•Howe's team moved one win away from qualifying for Europe's leading club competition with a deserved Premier League victory against Brighton and Hove Albion.
•Brighton remain sixth and qualifying for the Europa League—which would be their first taste of European competition— remains in their own hands with three matches left.
Newcastle United manager Eddie Howe says he will talk about the Champions League "for fun" if his side secure qualification—but not before.
Howe's team moved one win away from qualifying for Europe's leading club competition with a deserved Premier League victory against Brighton and Hove Albion.
"The Champions League is so close, but so far away as well. We will enjoy tonight but we are focused on our next match," said Howe, who has been reluctant to discuss his side's top-four chances.
"We were just pleased with the performance, to beat a side of their quality. We are not looking too far ahead. "When it's done, I'll talk about it for fun if you want."
Newcastle took the lead when Brighton forward Deniz Undav flicked Kieran Trippier's corner into his own net before the Magpies skipper picked out Dan Burn from a free-kick to head in the second.
Miguel Almiron was denied a third for Newcastle at the start of the second half by Brighton keeper Jason Steele's smart stop and, just 45 seconds later, Undav slotted in at the right end to give the visitors hope.
Suddenly, after being in complete control for 50 minutes, Newcastle had to dig in. But the home team managed the game professionally and eased any lingering tension through Callum Wilson's composed late finish.
The mood turned even more celebratory when Bruno Guimaraes emphatically converted Wilson's pass in injury time.
The win puts Newcastle on the cusp of a return to the Champions League for the first time since they were knocked out at the qualifying stage in 2003-04.

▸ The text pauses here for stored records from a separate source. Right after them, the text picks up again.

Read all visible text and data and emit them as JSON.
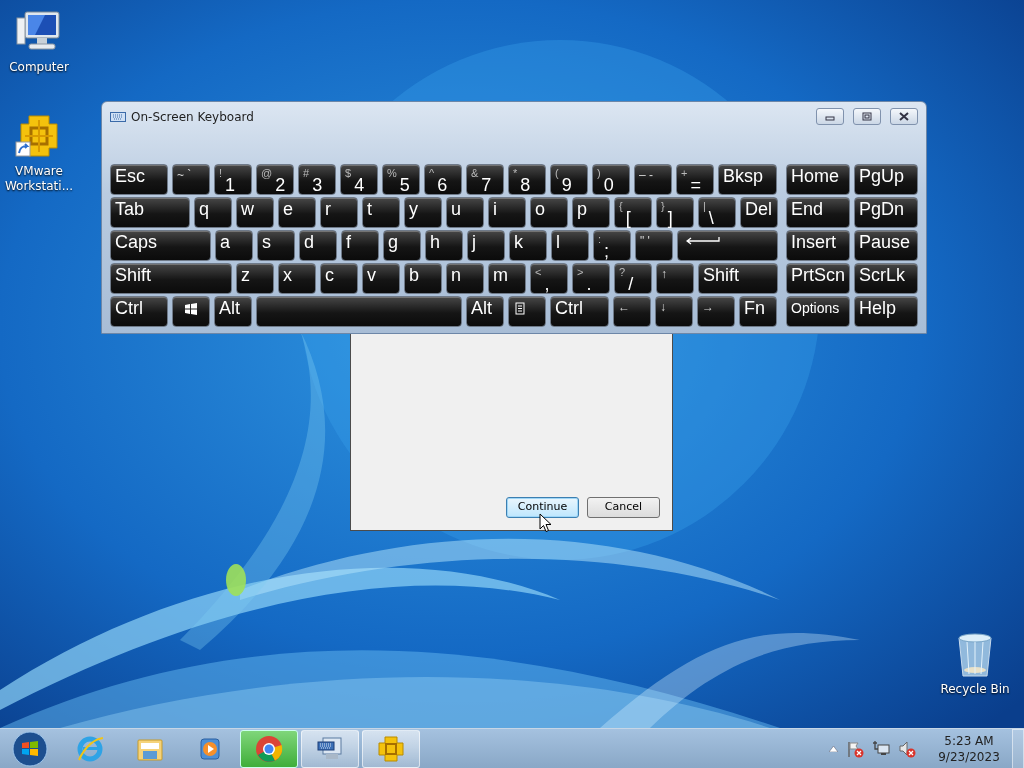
{
  "desktop_icons": [
    {
      "kind": "computer",
      "label": "Computer",
      "shortcut": false
    },
    {
      "kind": "vmware",
      "label": "VMware Workstati...",
      "shortcut": true
    },
    {
      "kind": "recycle-bin",
      "label": "Recycle Bin",
      "shortcut": false
    }
  ],
  "dialog": {
    "buttons": [
      {
        "label": "Continue",
        "focused": true
      },
      {
        "label": "Cancel",
        "focused": false
      }
    ]
  },
  "keyboard_window": {
    "title": "On-Screen Keyboard",
    "main_rows": [
      [
        {
          "kind": "word",
          "label": "Esc"
        },
        {
          "kind": "glyph",
          "label": "~ `"
        },
        {
          "kind": "dual",
          "shift": "!",
          "label": "1"
        },
        {
          "kind": "dual",
          "shift": "@",
          "label": "2"
        },
        {
          "kind": "dual",
          "shift": "#",
          "label": "3"
        },
        {
          "kind": "dual",
          "shift": "$",
          "label": "4"
        },
        {
          "kind": "dual",
          "shift": "%",
          "label": "5"
        },
        {
          "kind": "dual",
          "shift": "^",
          "label": "6"
        },
        {
          "kind": "dual",
          "shift": "&",
          "label": "7"
        },
        {
          "kind": "dual",
          "shift": "*",
          "label": "8"
        },
        {
          "kind": "dual",
          "shift": "(",
          "label": "9"
        },
        {
          "kind": "dual",
          "shift": ")",
          "label": "0"
        },
        {
          "kind": "glyph",
          "label": "– -"
        },
        {
          "kind": "dual",
          "shift": "+",
          "label": "="
        },
        {
          "kind": "word",
          "label": "Bksp"
        }
      ],
      [
        {
          "kind": "word",
          "label": "Tab"
        },
        {
          "kind": "word",
          "label": "q"
        },
        {
          "kind": "word",
          "label": "w"
        },
        {
          "kind": "word",
          "label": "e"
        },
        {
          "kind": "word",
          "label": "r"
        },
        {
          "kind": "word",
          "label": "t"
        },
        {
          "kind": "word",
          "label": "y"
        },
        {
          "kind": "word",
          "label": "u"
        },
        {
          "kind": "word",
          "label": "i"
        },
        {
          "kind": "word",
          "label": "o"
        },
        {
          "kind": "word",
          "label": "p"
        },
        {
          "kind": "dual",
          "shift": "{",
          "label": "["
        },
        {
          "kind": "dual",
          "shift": "}",
          "label": "]"
        },
        {
          "kind": "dual",
          "shift": "|",
          "label": "\\"
        },
        {
          "kind": "word",
          "label": "Del"
        }
      ],
      [
        {
          "kind": "word",
          "label": "Caps"
        },
        {
          "kind": "word",
          "label": "a"
        },
        {
          "kind": "word",
          "label": "s"
        },
        {
          "kind": "word",
          "label": "d"
        },
        {
          "kind": "word",
          "label": "f"
        },
        {
          "kind": "word",
          "label": "g"
        },
        {
          "kind": "word",
          "label": "h"
        },
        {
          "kind": "word",
          "label": "j"
        },
        {
          "kind": "word",
          "label": "k"
        },
        {
          "kind": "word",
          "label": "l"
        },
        {
          "kind": "dual",
          "shift": ":",
          "label": ";"
        },
        {
          "kind": "glyph",
          "label": "\" '"
        },
        {
          "kind": "enter"
        }
      ],
      [
        {
          "kind": "word",
          "label": "Shift"
        },
        {
          "kind": "word",
          "label": "z"
        },
        {
          "kind": "word",
          "label": "x"
        },
        {
          "kind": "word",
          "label": "c"
        },
        {
          "kind": "word",
          "label": "v"
        },
        {
          "kind": "word",
          "label": "b"
        },
        {
          "kind": "word",
          "label": "n"
        },
        {
          "kind": "word",
          "label": "m"
        },
        {
          "kind": "dual",
          "shift": "<",
          "label": ","
        },
        {
          "kind": "dual",
          "shift": ">",
          "label": "."
        },
        {
          "kind": "dual",
          "shift": "?",
          "label": "/"
        },
        {
          "kind": "glyph",
          "label": "↑"
        },
        {
          "kind": "word",
          "label": "Shift"
        }
      ],
      [
        {
          "kind": "word",
          "label": "Ctrl"
        },
        {
          "kind": "windows"
        },
        {
          "kind": "word",
          "label": "Alt"
        },
        {
          "kind": "space"
        },
        {
          "kind": "word",
          "label": "Alt"
        },
        {
          "kind": "menu"
        },
        {
          "kind": "word",
          "label": "Ctrl"
        },
        {
          "kind": "glyph",
          "label": "←"
        },
        {
          "kind": "glyph",
          "label": "↓"
        },
        {
          "kind": "glyph",
          "label": "→"
        },
        {
          "kind": "word",
          "label": "Fn"
        }
      ]
    ],
    "side_rows": [
      [
        {
          "kind": "word",
          "label": "Home"
        },
        {
          "kind": "word",
          "label": "PgUp"
        }
      ],
      [
        {
          "kind": "word",
          "label": "End"
        },
        {
          "kind": "word",
          "label": "PgDn"
        }
      ],
      [
        {
          "kind": "word",
          "label": "Insert"
        },
        {
          "kind": "word",
          "label": "Pause"
        }
      ],
      [
        {
          "kind": "word",
          "label": "PrtScn"
        },
        {
          "kind": "word",
          "label": "ScrLk"
        }
      ],
      [
        {
          "kind": "word-small",
          "label": "Options"
        },
        {
          "kind": "word",
          "label": "Help"
        }
      ]
    ]
  },
  "taskbar": {
    "items": [
      {
        "kind": "internet-explorer",
        "running": false,
        "highlighted": false
      },
      {
        "kind": "explorer",
        "running": false,
        "highlighted": false
      },
      {
        "kind": "media-player",
        "running": false,
        "highlighted": false
      },
      {
        "kind": "chrome",
        "running": true,
        "highlighted": true
      },
      {
        "kind": "on-screen-keyboard",
        "running": true,
        "highlighted": false
      },
      {
        "kind": "vmware",
        "running": true,
        "highlighted": false
      }
    ],
    "time": "5:23 AM",
    "date": "9/23/2023"
  }
}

Eddie Howe's side, who consolidated third position in the table, know one win in their final two games will secure a top-four finish.

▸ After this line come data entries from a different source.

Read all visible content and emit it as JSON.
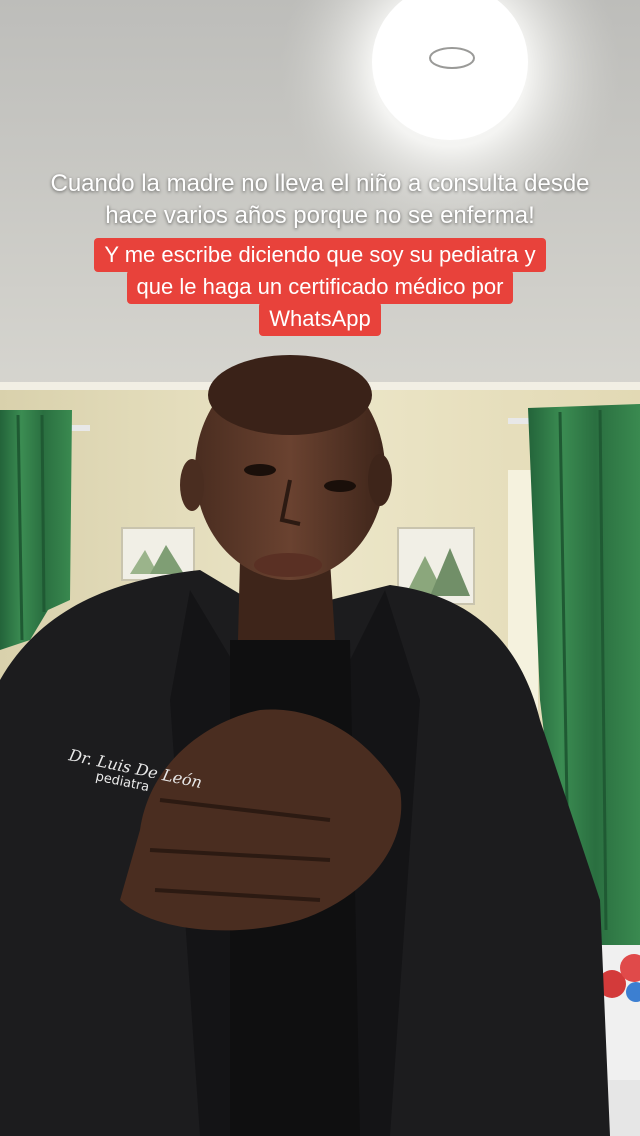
{
  "caption_top": "Cuando la madre no lleva el niño a consulta desde hace varios años porque no se enferma!",
  "caption_highlight_lines": [
    "Y me escribe diciendo que soy su pediatra y",
    "que le haga un certificado médico por",
    "WhatsApp"
  ],
  "jacket_embroidery": {
    "name": "Dr. Luis De León",
    "role": "pediatra"
  },
  "colors": {
    "caption_highlight": "#e8423b",
    "curtain": "#2f7a45",
    "wall": "#e9e2c2",
    "ceiling": "#cfcfcb",
    "jacket": "#1c1c1e"
  }
}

The Magpies are three points clear of fourth-placed Manchester United, who have played a game fewer, and four ahead of fifth-placed Liverpool, who also have two games left.
Brighton remain sixth and qualifying for the Europa League—which would be their first taste of European competition— remains in their own hands with three matches left.
Newcastle is on the verge of getting the Champions League party started
While the Saudi-backed consortium which bought Newcastle in late 2021 brought optimism and excitement about the club's future, few expected a team in a relegation battle at the time of the takeover to be contending for Champions League qualification this season.
Howe said before Brighton's visit that he would have "snapped the hand off" someone offering him the prospect of a top-four finish at the start of the season. What was then a fanciful thought is now so close to becoming a reality.
Newcastle's rapid improvement has been down to Howe's management and astute signings, with strong home form providing the bedrock of their success.
The Magpies had only lost two league games at St James' Park this season before Thursday's crucial fixture, and knew victory against the Seagulls and another home win against Leicester on Monday would seal their place among Europe's elite next season.
Howe's team started positively, playing with energy and purpose, and fully deserved their 2-0 half-time lead.
The atmosphere among the home fans turned slightly tenser when Brighton halved the deficit, but the noise increased to thunderous levels again after the two late goals removed any lingering doubts.
Party time had arrived. The beaming smiles from the faces in the stands, matched by those on the Newcastle players at the full-time, was an indication the city is confident of welcoming Europe's elite again next season.
Uncharacteristically sloppy Brighton still has Europe in sight
Like Newcastle, Brighton have also enjoyed a spectacular season which has seen them exceed fans' expectations as they challenge for European qualification.
Fears of the Seagulls' progress stalling when head coach Graham Potter left for Chelsea in September have proven unfounded.
Roberto de Zerbi has built on the platform created by his predecessor, instilling a vibrant attacking style that has taken Brighton to the brink of the highest top-flight finish in their 121-year history.
Victory at Newcastle would have ensured they would finish higher than last season's ninth place, but achieving that notable landmark remains on hold after a poor first half proved costly.
Uncharacteristic sloppiness when playing out from the back invited Newcastle pressure and, although De Zerbi's side improved after the break, they never seriously threatened an equaliser.
Brighton were without some key players through injury, and rested others including Argentina midfielder Alexis Mac Allister, in what was their seventh match in 26 days.
"We are not in the best condition to play so many games in a row. I think we deserved to lose the game," said De Zerbi, whose team play their final three games in the space of seven days.
Despite this defeat, Brighton know they remain well-placed to secure European qualification. A home game against already-relegated Southampton on Sunday offers an opportunity to move closer to achieving that goal.
"It was a tough night and the first half killed us," said Brighton skipper Lewis Dunk. "We've got three games left and we've got to move on. We need six points to secure European football and it's up to us to guarantee history for this club."